Por eso, los que desenfundan pañuelos le sacan lustre al piso y zapatean fuerte cuando es debido. Metiendo bulla y haciendo escándalo. Porque esta cueca es frontal, de meta y ponga. De tú a tú. Nada de esos bailecitos de "chinas" coquetas que se hacen las interesantes y huasos disfrazados de jinetes de rodeo que hacen lo imposible por capturar la atención de sus parejas. Acá se acercan los cuerpos y se mira directo a los ojos. Y se dejan caer los pañuelos sobre los hombros y muchos giros terminan con apretones y besos robados. Así como bailan los que saben que no tienen tiempo que perder.
Terminan Las Niñas y ya varios están listos para la foto. Más doblados que carta de amante, recogen las chaquetas colgadas de las sillas y se golpetean los bolsillos para ver si andan con "los documentos" y tiran monedas de propina sobre la mesa. Son las dos de la mañana y sólo por un segundo la música envasada confunde. Suena Loca, de Chico Trujillo, pero el administrador se apresura en aclarar que el grupo del "Macha" también ha tocado acá. Fue en noviembre y en una fiesta tropical que califica como una de las pocas excepciones a la cueca que han tenido en el club. "Me gustaría traer a Los Tres, porque por ellos me interesé en la cueca chora de Roberto Parra, y después en la de los Chileneros y el Nano Núñez", cuenta Silva.

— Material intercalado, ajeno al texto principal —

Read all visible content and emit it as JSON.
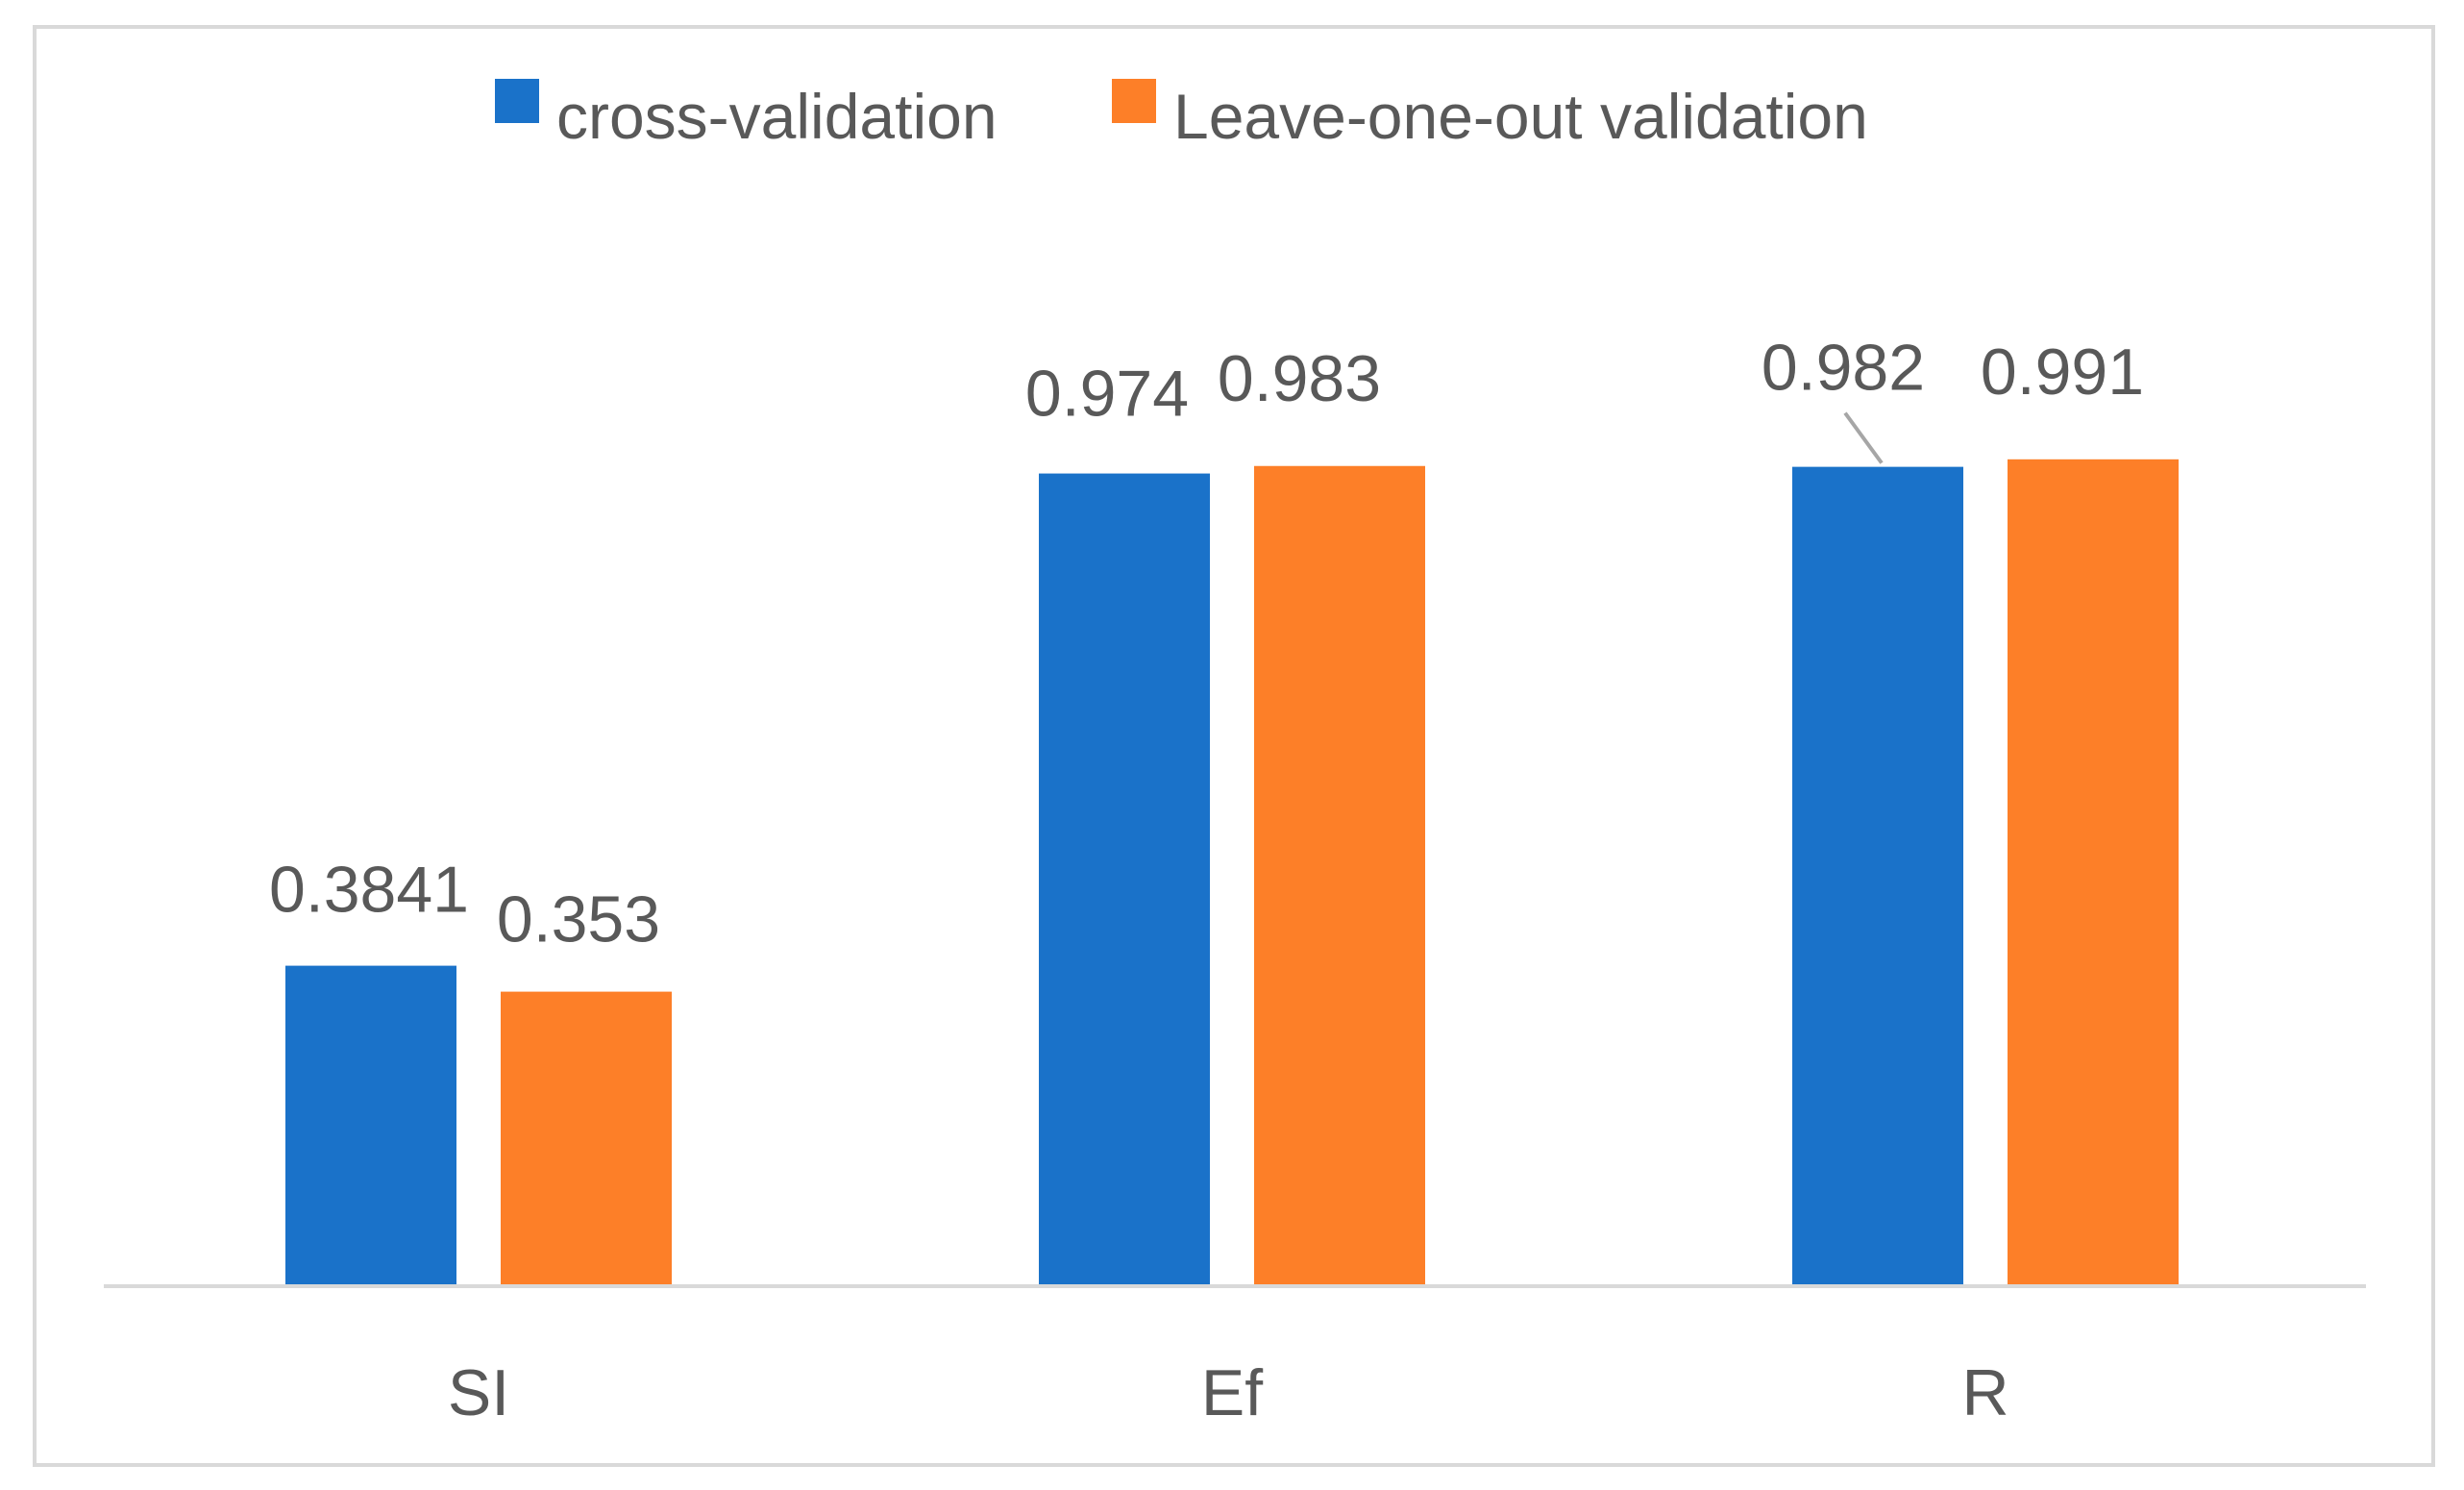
{
  "chart_data": {
    "type": "bar",
    "title": "",
    "xlabel": "",
    "ylabel": "",
    "categories": [
      "SI",
      "Ef",
      "R"
    ],
    "series": [
      {
        "name": "cross-validation",
        "color": "#1a72c9",
        "values": [
          0.3841,
          0.974,
          0.982
        ],
        "labels": [
          "0.3841",
          "0.974",
          "0.982"
        ]
      },
      {
        "name": "Leave-one-out validation",
        "color": "#fd7f28",
        "values": [
          0.353,
          0.983,
          0.991
        ],
        "labels": [
          "0.353",
          "0.983",
          "0.991"
        ]
      }
    ],
    "ylim": [
      0,
      1.25
    ],
    "grid": false,
    "legend_position": "top",
    "axis_color": "#d9d9d9",
    "text_color": "#595959",
    "leader_line_color": "#a6a6a6"
  }
}
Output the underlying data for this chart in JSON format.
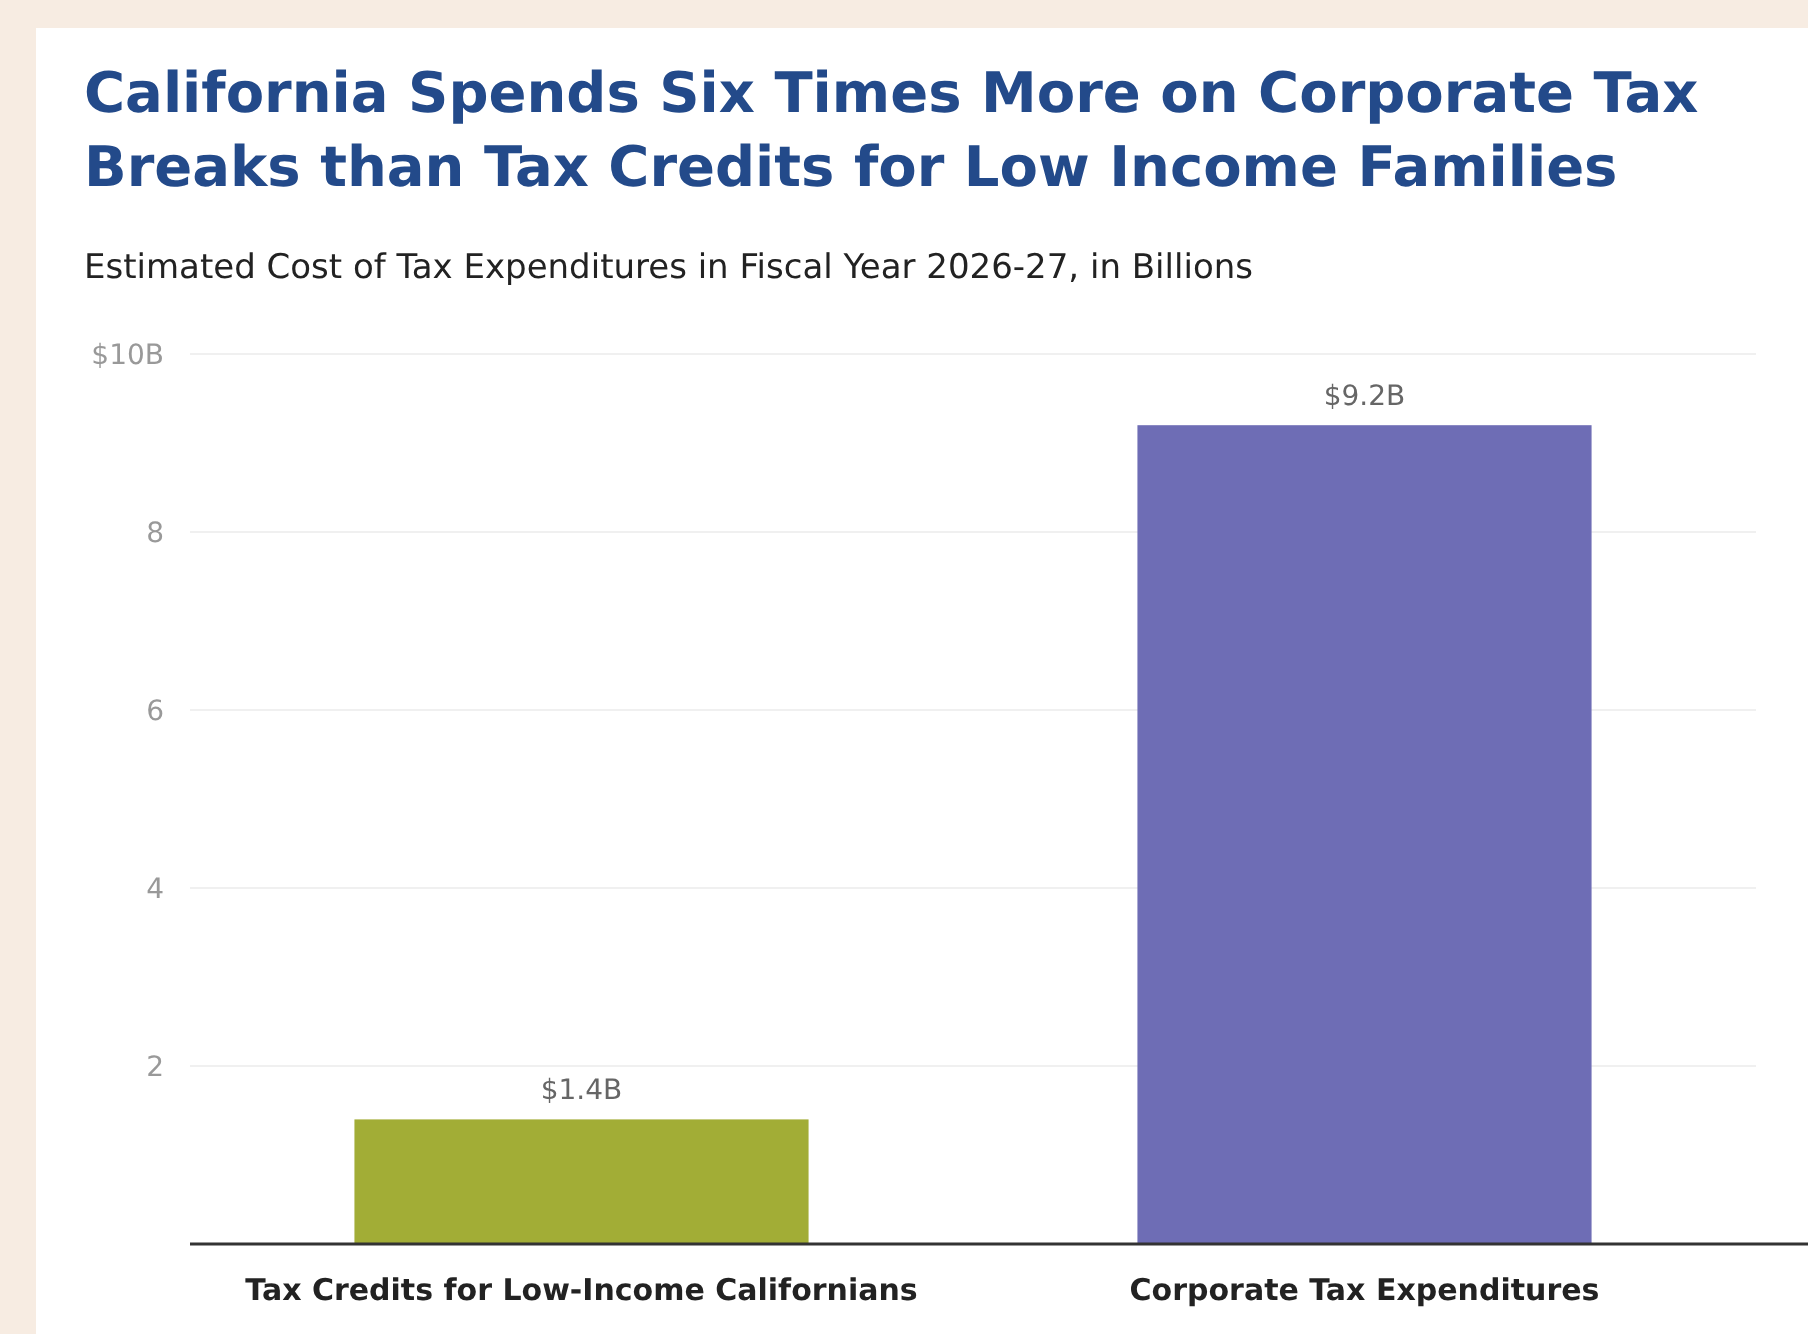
{
  "chart_data": {
    "type": "bar",
    "title": "California Spends Six Times More on Corporate Tax Breaks than Tax Credits for Low Income Families",
    "subtitle": "Estimated Cost of Tax Expenditures in Fiscal Year 2026-27, in Billions",
    "categories": [
      "Tax Credits for Low-Income Californians",
      "Corporate Tax Expenditures"
    ],
    "values": [
      1.4,
      9.2
    ],
    "colors": [
      "#a2ad36",
      "#6e6db5"
    ],
    "value_labels": [
      "$1.4B",
      "$9.2B"
    ],
    "ylim": [
      0,
      10
    ],
    "yticks": [
      {
        "value": 2,
        "label": "2"
      },
      {
        "value": 4,
        "label": "4"
      },
      {
        "value": 6,
        "label": "6"
      },
      {
        "value": 8,
        "label": "8"
      },
      {
        "value": 10,
        "label": "$10B"
      }
    ],
    "grid": "y"
  }
}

El flaco de la chapa del "lukro", el que está encargado de los tragos, informa que ya no quedan huevos duros y que el "navegado" ha salido poco esta noche. Sólo quedan cervezas y vino normal. "¿Tenemos algo más fuerte?". "Creo que hay pisco por ahí", explica, y pregunta, antes de volver a su puesto de trabajo, si va a haber "fotos del bar". Que no es un bar, precisamente, sino un mesón con mantel de plástico cuadriculado, de esos que se despellejan en los bordes, y con una botella de bebida cortada por la mitad que invita a "dejar propina" con un papelito pegoteado y escrito a mano.
Sin previo aviso, parte la música de nuevo. Pero esta vez no arriba del escenario, sino en medio de la pista. "Son los improvisadores", apunta un estudiante de Periodismo, mientras un grupo de músicos aficionados sacan panderos y empiezan con un repertorio de cuecas urbanas y arrabaleras. Esas de tipos sin Dios ni patrones, de choros del Puerto y del barrio Mapocho. De hombres bravos como los de antes. Como esos fantasmas que hoy zapatean de vuelta en el viejo barrio del Matadero.
"Y, ¿bailó cueca o no bailó cueca?", pregunta el cuidador de autos que fondea un botellón y que anda con un palo para espantar "a los malulos". "Ni una patita, estoy al debe parece". "Chucha, no poh. Acá hay que venir a bailar, poh. Acá la cueca la bailan los choros".